Corpo em Goudy Sans, rodapés em Flama

A parte inicial deste livro versa sobre um tema que só poderei resumir como o divino e o humano, dado que tenta pensar o vínculo entre as duas coisas. A segunda centra-se em aspectos do Estado contemporâneo. Os dois primeiros capítulos deverão ser entendidos como prólogo e introdução, uma vez que apresentam o ponto de vista e os assuntos, respectivamente. Por último, a título de apêndice, figuram dois textos que originalmente estavam na primeira secção, mas que têm mais densidade conceptual e parecem recomendados para filósofos no sentido rigoroso do termo.
Assim exposto, o propósito pressagia uma seriedade de tratamento que - infelizmente - não encontro ao relê-lo. Como também não encontro incoerências muitos ostensivas, entrego-o ao destino genérico das reflexões escritas, que é semelhante ao das garrafas lançadas ao mar com uma mensagem. Alguém poderá encontrá-la nalguma margem, e ao tirar a rolha dar-se conta de que a mensagem é outra vez um mapa, com indicações relativas a paisagens imprecisamente traçadas à força de quotidianidade ou de estranheza.
Após decénios a cultivar a focagem sistemática para os temas, parto aqui de um princípio que está mais próximo da simples amostra. As experiências são incomparavelmente mais valiosas que as advertências, e embora estejam ordenadas por capítulos, cada uma é a forma ou a totalidade em si mesma, entendendo-se por isso algo que ultrapasse a soma das suas partes.
Em traços largos, acrescentarei que estas páginas têm a intenção de reflectir acerca da banalidade, uma questão pouco banal se decidirmos encará-la de frente.
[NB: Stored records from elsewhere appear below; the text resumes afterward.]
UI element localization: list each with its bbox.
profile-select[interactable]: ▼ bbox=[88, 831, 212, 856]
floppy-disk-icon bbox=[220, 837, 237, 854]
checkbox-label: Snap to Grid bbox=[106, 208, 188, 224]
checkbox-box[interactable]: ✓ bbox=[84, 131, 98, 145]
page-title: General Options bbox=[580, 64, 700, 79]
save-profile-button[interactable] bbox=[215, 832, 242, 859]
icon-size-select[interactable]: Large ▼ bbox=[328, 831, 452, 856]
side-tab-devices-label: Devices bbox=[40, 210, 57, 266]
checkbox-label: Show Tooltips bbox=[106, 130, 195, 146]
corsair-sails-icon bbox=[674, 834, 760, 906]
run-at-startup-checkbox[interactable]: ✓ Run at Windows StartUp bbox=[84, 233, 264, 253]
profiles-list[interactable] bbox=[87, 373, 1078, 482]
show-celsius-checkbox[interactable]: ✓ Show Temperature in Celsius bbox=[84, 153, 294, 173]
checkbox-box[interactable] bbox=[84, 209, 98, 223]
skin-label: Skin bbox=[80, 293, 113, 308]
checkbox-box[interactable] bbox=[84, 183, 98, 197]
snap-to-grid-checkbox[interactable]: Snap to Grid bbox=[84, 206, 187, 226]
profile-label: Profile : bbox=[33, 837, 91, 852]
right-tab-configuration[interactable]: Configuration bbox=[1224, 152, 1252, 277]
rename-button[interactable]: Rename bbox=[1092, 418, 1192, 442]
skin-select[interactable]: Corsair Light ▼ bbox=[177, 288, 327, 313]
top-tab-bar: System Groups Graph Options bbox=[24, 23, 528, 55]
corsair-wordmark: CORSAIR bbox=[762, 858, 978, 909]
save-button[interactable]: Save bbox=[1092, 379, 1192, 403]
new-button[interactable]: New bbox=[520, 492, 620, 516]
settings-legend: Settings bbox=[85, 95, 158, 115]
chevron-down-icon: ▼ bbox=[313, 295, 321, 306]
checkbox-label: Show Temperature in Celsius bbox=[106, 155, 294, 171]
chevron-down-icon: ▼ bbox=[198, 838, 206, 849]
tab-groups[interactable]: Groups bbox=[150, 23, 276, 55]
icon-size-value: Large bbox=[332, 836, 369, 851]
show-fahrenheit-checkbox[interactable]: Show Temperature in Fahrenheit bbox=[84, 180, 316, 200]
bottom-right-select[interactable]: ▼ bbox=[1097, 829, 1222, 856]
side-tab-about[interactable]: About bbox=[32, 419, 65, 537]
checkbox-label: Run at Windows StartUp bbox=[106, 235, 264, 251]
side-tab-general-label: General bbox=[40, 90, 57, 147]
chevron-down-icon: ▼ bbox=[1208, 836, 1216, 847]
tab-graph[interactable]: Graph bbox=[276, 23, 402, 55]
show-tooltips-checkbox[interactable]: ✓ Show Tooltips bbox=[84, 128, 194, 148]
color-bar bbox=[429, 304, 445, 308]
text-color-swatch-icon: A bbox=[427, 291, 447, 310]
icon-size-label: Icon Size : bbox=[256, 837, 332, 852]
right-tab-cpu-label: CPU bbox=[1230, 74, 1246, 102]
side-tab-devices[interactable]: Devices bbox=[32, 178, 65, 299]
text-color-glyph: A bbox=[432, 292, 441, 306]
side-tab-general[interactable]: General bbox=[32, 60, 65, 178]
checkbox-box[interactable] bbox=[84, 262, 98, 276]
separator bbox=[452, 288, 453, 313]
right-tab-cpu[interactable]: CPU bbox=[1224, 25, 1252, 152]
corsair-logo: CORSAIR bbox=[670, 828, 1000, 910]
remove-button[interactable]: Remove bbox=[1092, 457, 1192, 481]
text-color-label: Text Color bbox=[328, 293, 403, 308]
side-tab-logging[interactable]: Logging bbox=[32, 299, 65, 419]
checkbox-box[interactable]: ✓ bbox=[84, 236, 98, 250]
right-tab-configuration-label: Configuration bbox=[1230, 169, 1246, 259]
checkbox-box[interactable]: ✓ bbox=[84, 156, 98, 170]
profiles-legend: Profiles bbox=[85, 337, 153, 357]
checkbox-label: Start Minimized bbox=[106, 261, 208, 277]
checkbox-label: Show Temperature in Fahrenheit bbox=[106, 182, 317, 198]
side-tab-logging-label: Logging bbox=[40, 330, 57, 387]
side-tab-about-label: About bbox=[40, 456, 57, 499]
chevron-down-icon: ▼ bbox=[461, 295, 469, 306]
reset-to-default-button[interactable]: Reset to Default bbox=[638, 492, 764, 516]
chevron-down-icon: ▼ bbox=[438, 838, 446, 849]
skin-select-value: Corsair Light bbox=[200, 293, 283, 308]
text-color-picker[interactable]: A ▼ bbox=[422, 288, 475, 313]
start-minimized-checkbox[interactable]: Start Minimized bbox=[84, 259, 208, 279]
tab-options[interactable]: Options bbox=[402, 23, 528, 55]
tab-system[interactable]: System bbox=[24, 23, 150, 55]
No fragor do mundo mecânico também se manifesta o que assenta através da alteração.
Este é uma espécie de aviso que inicia o livro de Antonio Escohotado, O Espírito da Comédia. É um pedaço de escrita plurifacetado que podia ensaiar uma série de outros temas dentro dele. Mas é de comédia de que fala o livro. Não em teatros, cinemas ou écrans de televisão, mas na vida pública e quotidiana, desde o discurso do primeiro-ministro aos melodramas policiais que dominam as notícias. De facto, com o declínio do género cómico proprimente dito, atingiu-se o auge da farsa moderna: o lucro transformou o ridículo em respeitável modo de vida, pois a possibilidade de ser foi substituída pela necessidade de ter.
O Espírito da Comédia é, em traços largos, uma reflexão acerca da banalidade, usando o autor como referências Aristóteles, Jünger, Castaneda e Cristo. Centrando-se em aspectos do Estado contemporâneo, a obra analisa ainda a ideia do Controlo sob a perspectiva dos respectivos princípios, ritos, colaboradores e valores supremos. O negócio do medo, os equívocos entre autodeterminação e terrorismo, contam-se entre os temas principais.
Este livro recebeu o XIX Prémio Anagrama de Ensaio em 1991.

Antonio Escohotado
é um autor heterodoxo, inclassificável. Professor de Direito, Filosofia e Sociologia em Madrid, que lecciona alternadamente. É um especialista em drogas e substâncias proibidas, com inúmeras obras sobre o tema. É anti-proibicionista, mas as suas posições políticas situam-no ambiguamente no centro-direita, com um discurso algo perturbador sobre a política de emigração da Europa e do Ocidente em geral. É no entanto autor de uma obra ampla e diversificada com especial incidência em questões filosóficas, destacando-se igualmente enquanto pensador político cuja conhecida irreverência, ou atitude contestatária, ocupa uma posição ímpar no panorama espanhol.